The Supreme Court will hear a case Monday on whether threats made on Facebook constitute a criminal act or are protected under the First Amendment.

The case in question involves Pennsylvania man Anthony Elonis, who posted several graphic and violent rap lyrics on Facebook about killing his estranged wife, shooting a school class and attacking an FBI agent, NBC News reports.

"There's one way to love you but a thousand ways to kill you," one of the posts about Elonis' wife read. "I'm not going to rest until your body is a mess, soaked in blood and dying from all the little cuts.

Elonis claimed the series of posts were a joke, but his wife and a federal jury did not see it that way. The man from Bethlehem, Pennsylvania,was convicted of breaking a federal law that states it is illegal to threaten another person.

However, Elonis argued that the lyrics were simply a spontaneous, albeit crude, form of expression that should not be deemed threatening since he really didn't mean what was said.

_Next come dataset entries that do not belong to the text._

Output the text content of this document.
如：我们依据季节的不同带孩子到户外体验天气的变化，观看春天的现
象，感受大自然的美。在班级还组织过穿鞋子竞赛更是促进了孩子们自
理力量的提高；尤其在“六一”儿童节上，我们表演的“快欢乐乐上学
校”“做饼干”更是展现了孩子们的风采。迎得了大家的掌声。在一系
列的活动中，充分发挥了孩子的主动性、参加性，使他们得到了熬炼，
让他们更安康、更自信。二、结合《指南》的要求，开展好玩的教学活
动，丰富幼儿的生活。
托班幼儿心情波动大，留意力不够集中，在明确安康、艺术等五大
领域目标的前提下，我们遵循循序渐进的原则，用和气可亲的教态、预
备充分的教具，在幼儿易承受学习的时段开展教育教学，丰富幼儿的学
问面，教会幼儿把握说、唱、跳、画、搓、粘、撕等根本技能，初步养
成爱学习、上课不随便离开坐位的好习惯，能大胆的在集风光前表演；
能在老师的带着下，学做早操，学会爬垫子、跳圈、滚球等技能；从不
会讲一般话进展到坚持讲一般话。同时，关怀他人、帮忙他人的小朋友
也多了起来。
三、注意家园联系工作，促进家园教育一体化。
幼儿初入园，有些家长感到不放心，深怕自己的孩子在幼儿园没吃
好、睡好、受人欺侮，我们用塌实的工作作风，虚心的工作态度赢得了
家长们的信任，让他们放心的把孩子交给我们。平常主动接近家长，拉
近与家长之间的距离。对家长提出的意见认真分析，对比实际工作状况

The law in this case, which debates the limits of free speech protection over the Internet, says that the threat is determined not by the intention of the message, but whether Elonis' words on Facebook would make a reasonable person feel threatened.

While Elonis' case has brought widespread attention from free-speech advocates who argue that Facebook, Twitter and other social media comments can be easily misinterpreted as they are often hasty and impulsive. They add that these comments, often meant for only a small group to see, can be taken out of context when view by a larger audience.

"A statute that proscribes speech without regard to the speaker's intended meaning runs the risk of punishing protected First Amendment expression simply because it is crudely or zealously expressed," a brief from the American Liberties Union and other advocacy groups read.